Шрифт:
Интервал:
Закладка:
Но уж избежать разгрома надо во что бы то ни стало!
* * *
– Ну и вонища от него… Как в мертвецкой.
– Как в мертвецкой, расположенной по соседству с отхожим местом…
– Зря наш князь его кормит, вот что я вам скажу, орлы. Он и так уже почти покойник…
– И дерьмо!
– Верно! Ха-ха. Его бы надо определить либо к мертвецам, либо к дерьму. Ежовый мех! Он сгнил заживо. Бьюсь об заклад, его черви жрут. Чего нас заставляют его нюхать? Я, знаешь ли, не золотарь и не божедом.
– Я тоже.
– Ф-фу-у!.. Отойдем-ка вон туда, там сторона наветренная…
Внутренний дворик марбакауской тюрьмы слышал подобные реплики стражников ежедневно перед обедом, когда на прогулку выводили имперского первосвященника.
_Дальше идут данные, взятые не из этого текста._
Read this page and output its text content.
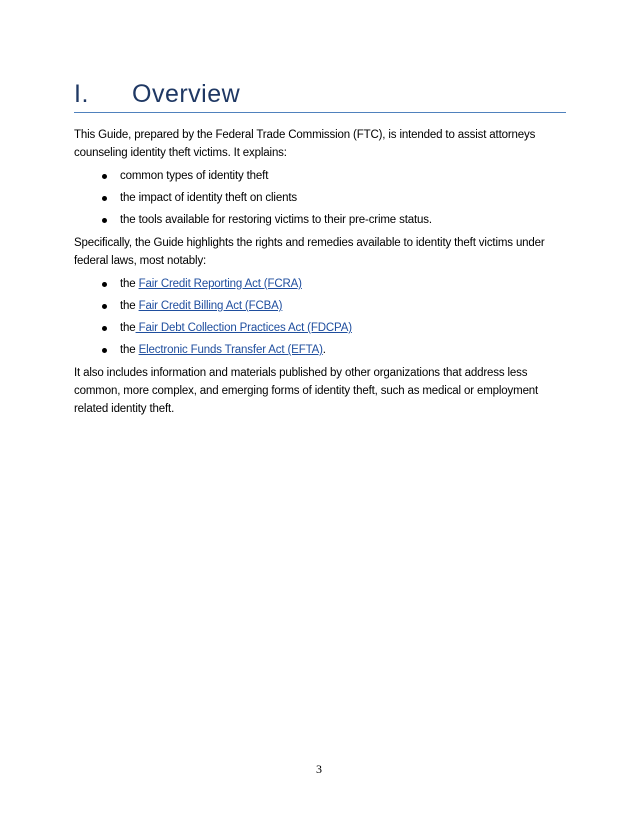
I. Overview

This Guide, prepared by the Federal Trade Commission (FTC), is intended to assist attorneys counseling identity theft victims. It explains:

common types of identity theft
the impact of identity theft on clients
the tools available for restoring victims to their pre-crime status.

Specifically, the Guide highlights the rights and remedies available to identity theft victims under federal laws, most notably:

the Fair Credit Reporting Act (FCRA)
the Fair Credit Billing Act (FCBA)
the Fair Debt Collection Practices Act (FDCPA)
the Electronic Funds Transfer Act (EFTA).

It also includes information and materials published by other organizations that address less common, more complex, and emerging forms of identity theft, such as medical or employment related identity theft.

3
Повинуясь распоряжению князя, комендант поместил пленника в лучшей камере «дворянской» части тюрьмы, кормил от пуза и не лишал прогулок – под строгим надзором, разумеется. К сожалению, князь ничего не написал о принудительном мытье пленника, и комендант боялся своевольничать – а ну как вонючий старикан с непривычки даст дуба в мыльне? Первосвященник был нужен князю живым.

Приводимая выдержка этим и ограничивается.